Le contraste est saisissant. Violent même. La lumière artificielle et surexposée des spots renforce cet effet. C’est presque aveuglant.

Vous avez passé non sans mal le contrôle de sécurité de l’aéroport et vous débarquez dans le royaume du “Duty free”. Tout y est luxueux, cela brille, l’or jette ses feux.

A ce moment vous vous demandez même si vous ne vous êtes pas trompé de chemin. Mais non, la route est imposée. Obligé de traverser ce pays de Cocagne pour rejoindre l’avion.
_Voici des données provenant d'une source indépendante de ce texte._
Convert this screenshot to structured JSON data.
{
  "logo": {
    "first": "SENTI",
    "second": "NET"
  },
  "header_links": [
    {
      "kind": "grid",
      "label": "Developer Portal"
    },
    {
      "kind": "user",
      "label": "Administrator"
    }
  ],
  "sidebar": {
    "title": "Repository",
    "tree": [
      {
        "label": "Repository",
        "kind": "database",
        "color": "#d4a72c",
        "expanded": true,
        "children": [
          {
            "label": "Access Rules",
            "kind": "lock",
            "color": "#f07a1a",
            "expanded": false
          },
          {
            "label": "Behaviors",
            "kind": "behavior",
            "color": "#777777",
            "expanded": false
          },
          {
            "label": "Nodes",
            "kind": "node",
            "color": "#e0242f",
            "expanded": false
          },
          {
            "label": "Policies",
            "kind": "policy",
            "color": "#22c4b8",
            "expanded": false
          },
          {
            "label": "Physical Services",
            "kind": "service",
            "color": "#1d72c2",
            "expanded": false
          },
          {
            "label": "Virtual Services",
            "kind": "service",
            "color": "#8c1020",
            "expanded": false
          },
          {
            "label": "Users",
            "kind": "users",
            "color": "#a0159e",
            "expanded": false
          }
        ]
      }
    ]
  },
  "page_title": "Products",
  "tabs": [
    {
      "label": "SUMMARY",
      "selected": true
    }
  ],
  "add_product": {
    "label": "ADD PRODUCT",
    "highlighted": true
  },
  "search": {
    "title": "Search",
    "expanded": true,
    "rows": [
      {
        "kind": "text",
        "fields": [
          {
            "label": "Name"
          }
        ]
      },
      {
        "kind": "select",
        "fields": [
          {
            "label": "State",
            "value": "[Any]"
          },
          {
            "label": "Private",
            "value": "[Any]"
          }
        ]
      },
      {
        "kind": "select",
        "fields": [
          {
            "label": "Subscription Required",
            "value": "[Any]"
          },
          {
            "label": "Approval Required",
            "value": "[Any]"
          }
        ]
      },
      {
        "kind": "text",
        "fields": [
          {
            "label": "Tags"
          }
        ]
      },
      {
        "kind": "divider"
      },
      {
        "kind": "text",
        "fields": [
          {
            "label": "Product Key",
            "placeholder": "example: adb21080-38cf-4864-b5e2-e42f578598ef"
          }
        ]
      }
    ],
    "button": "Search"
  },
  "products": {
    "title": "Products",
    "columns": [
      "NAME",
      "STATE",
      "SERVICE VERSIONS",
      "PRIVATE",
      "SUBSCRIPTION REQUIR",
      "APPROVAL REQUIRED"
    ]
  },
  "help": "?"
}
Comme Ulysse vous devez résister aux sirènes du monde du luxe. Elles sont toutes là, plus belles les unes que les autres, rivalisant d’ingéniosité afin de se démarquer des voisines.

Je résiste à la tentation de m’arrêter quand soudain j’entrevois comme une échappatoire, une faille, une ouverture… Une pancarte indique que l’entrée est libre : j’y vais.
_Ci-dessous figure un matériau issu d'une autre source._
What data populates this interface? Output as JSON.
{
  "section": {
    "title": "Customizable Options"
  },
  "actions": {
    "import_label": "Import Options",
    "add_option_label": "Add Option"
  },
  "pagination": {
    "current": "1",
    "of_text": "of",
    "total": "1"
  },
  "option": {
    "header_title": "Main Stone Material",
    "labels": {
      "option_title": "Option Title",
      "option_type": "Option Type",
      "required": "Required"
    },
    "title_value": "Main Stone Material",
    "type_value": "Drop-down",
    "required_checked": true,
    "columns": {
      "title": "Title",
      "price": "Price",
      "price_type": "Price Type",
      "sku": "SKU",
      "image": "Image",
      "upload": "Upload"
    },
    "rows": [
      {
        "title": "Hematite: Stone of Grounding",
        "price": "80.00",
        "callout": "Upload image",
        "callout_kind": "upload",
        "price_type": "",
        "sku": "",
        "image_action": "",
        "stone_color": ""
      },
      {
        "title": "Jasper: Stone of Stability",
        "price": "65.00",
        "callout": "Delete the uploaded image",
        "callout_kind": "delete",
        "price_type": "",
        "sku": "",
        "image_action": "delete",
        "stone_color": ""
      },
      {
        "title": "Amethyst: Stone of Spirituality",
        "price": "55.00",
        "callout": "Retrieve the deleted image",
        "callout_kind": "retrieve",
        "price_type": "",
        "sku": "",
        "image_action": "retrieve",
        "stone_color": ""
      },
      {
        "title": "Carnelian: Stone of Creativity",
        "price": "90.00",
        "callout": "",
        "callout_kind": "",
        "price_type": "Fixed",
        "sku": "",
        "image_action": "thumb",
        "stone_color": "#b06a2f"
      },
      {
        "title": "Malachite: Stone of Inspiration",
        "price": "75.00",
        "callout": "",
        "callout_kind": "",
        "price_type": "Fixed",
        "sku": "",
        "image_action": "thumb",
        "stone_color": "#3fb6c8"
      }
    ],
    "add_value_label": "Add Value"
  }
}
Vous n’avez pas rêvé, des oeuvres d’art sont là. Offertes au regard des voyageurs, comme une récompense après les différentes épreuves que vous venez de traverser. Un vrai bol d’air. Je m’y engouffre avec délice.

Cette petite exposition est consacrée à Dina Vierny. Elle fut le modèle d’ Aristide Maillol puis de Bonnard, Matisse et Dufy.

C’est beau et c’est touchant de découvrir la même femme à travers le regard de plusieurs artistes. Chacun avec le style qui lui est propre. Plus tard cette femme ouvrira une galerie à Paris. Saluons donc cette heureuse initiative des aéroports de Paris. Cette exposition était visible dans le terminal 2E hall M.

Vous l’avez compris c’est ce hall que j’ai emprunté afin d’embarquer pour la bourse d’Allentown aux Etats-Unis comme chaque année à pareille époque.

La-bas j’ai eu aussi,  comme à l’aéroport mon lot de désagréments avant l’éclaircie.

Deux camions semi-remorque couchés sur la chaussée, dont un coupé en deux, bloquant le Highway. Plus de 3 heures d’embouteillage pour rejoindre mon hôtel en Pennsylvanie. Plus de connection avec mon téléphone. Puis plus tard une panne de secteur éléctrique : plus de lumière, plus d’ascenseur, d’internet ni de feux de  circulation ! Bref, il a fallu faire face.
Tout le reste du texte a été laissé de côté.